UNITED STATES manufacturers of nuclear reactors hope to have a few second-generation nuclear power plants built in the US before the end of this century. This scenario assumes, however, that political opposition to additional nuclear power will be ineffective - an assumption that may not be safe. US environmentalists are not backing the improved light water reactor (LWR) industry models. Some environmentalists have indicated they favor research on the type of reactor backed by the Massachusetts Institute of Technology's Lawrence Lidsky, but his design is markedly different from those advanced by Westinghouse and General Electric.
Also, it isn't clear where the public stands, partly because of a paucity of news coverage of the new reactors. The history of the ability of the US political system to evaluate different technological approaches is rather dismal.
One academic study of this political weakness is a book published this year by Yale University Press called ``The Demise of Nuclear Energy? Lessons for a Democratic Control of Technology,'' by Joseph G. Morone and Edward J. Woodhouse.

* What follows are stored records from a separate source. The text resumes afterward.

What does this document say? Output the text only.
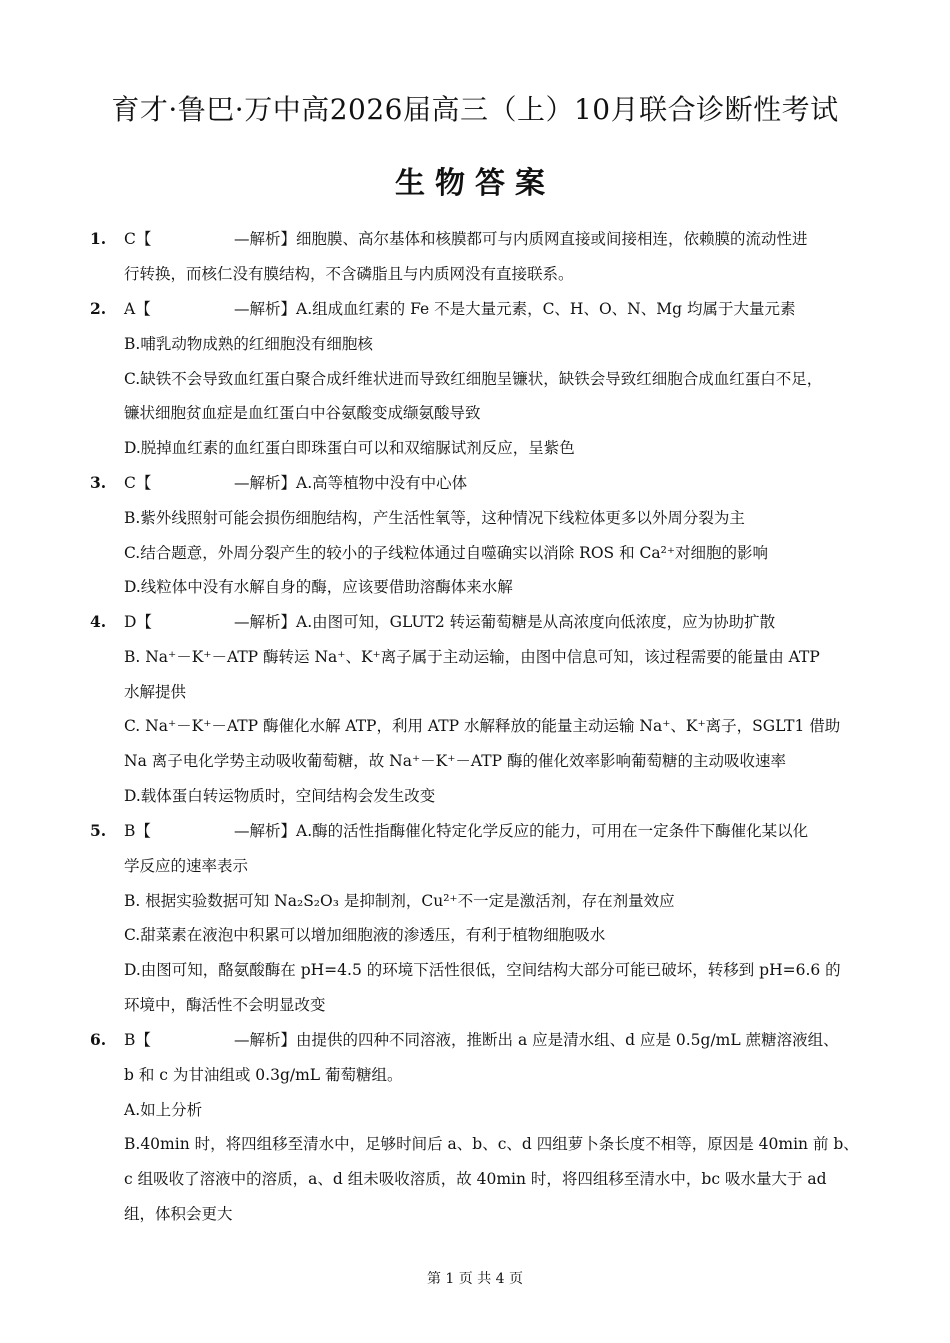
育才·鲁巴·万中高2026届高三（上）10月联合诊断性考试
生物答案
1. C【	—解析】细胞膜、高尔基体和核膜都可与内质网直接或间接相连，依赖膜的流动性进
行转换，而核仁没有膜结构，不含磷脂且与内质网没有直接联系。
2. A【	—解析】A.组成血红素的 Fe 不是大量元素，C、H、O、N、Mg 均属于大量元素
B.哺乳动物成熟的红细胞没有细胞核
C.缺铁不会导致血红蛋白聚合成纤维状进而导致红细胞呈镰状，缺铁会导致红细胞合成血红蛋白不足，
镰状细胞贫血症是血红蛋白中谷氨酸变成缬氨酸导致
D.脱掉血红素的血红蛋白即珠蛋白可以和双缩脲试剂反应，呈紫色
3. C【	—解析】A.高等植物中没有中心体
B.紫外线照射可能会损伤细胞结构，产生活性氧等，这种情况下线粒体更多以外周分裂为主
C.结合题意，外周分裂产生的较小的子线粒体通过自噬确实以消除 ROS 和 Ca²⁺对细胞的影响
D.线粒体中没有水解自身的酶，应该要借助溶酶体来水解
4. D【	—解析】A.由图可知，GLUT2 转运葡萄糖是从高浓度向低浓度，应为协助扩散
B. Na⁺－K⁺－ATP 酶转运 Na⁺、K⁺离子属于主动运输，由图中信息可知，该过程需要的能量由 ATP
水解提供
C. Na⁺－K⁺－ATP 酶催化水解 ATP，利用 ATP 水解释放的能量主动运输 Na⁺、K⁺离子，SGLT1 借助
Na 离子电化学势主动吸收葡萄糖，故 Na⁺－K⁺－ATP 酶的催化效率影响葡萄糖的主动吸收速率
D.载体蛋白转运物质时，空间结构会发生改变
5. B【	—解析】A.酶的活性指酶催化特定化学反应的能力，可用在一定条件下酶催化某以化
学反应的速率表示
B. 根据实验数据可知 Na₂S₂O₃ 是抑制剂，Cu²⁺不一定是激活剂，存在剂量效应
C.甜菜素在液泡中积累可以增加细胞液的渗透压，有利于植物细胞吸水
D.由图可知，酪氨酸酶在 pH=4.5 的环境下活性很低，空间结构大部分可能已破坏，转移到 pH=6.6 的
环境中，酶活性不会明显改变
6. B【	—解析】由提供的四种不同溶液，推断出 a 应是清水组、d 应是 0.5g/mL 蔗糖溶液组、
b 和 c 为甘油组或 0.3g/mL 葡萄糖组。
A.如上分析
B.40min 时，将四组移至清水中，足够时间后 a、b、c、d 四组萝卜条长度不相等，原因是 40min 前 b、
c 组吸收了溶液中的溶质，a、d 组未吸收溶质，故 40min 时，将四组移至清水中，bc 吸水量大于 ad
组，体积会更大
第 1 页 共 4 页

The authors, professors of political science at Rensselaer Polytechnic Institute in Troy, New York, write: ``As we now understand it, the essential lesson of the nuclear power experience pertains to the problem of technological inertia, and the blend of democratic debate and decision strategy necessary to shape and reshape technology in accord with evolving social preferences. To put it a bit too simply, the United States failed to use these tools at a crucial time; we became fixated on one highly flawed form of nuclear power [LWRs], instead of treating the technology as a tool that could be reshaped through democratic learning.''
The US Congress could, of course, reconsider the whole question of how the US ``chooses'' a particular nuclear technology. But they would be fighting the inertia of an established industry.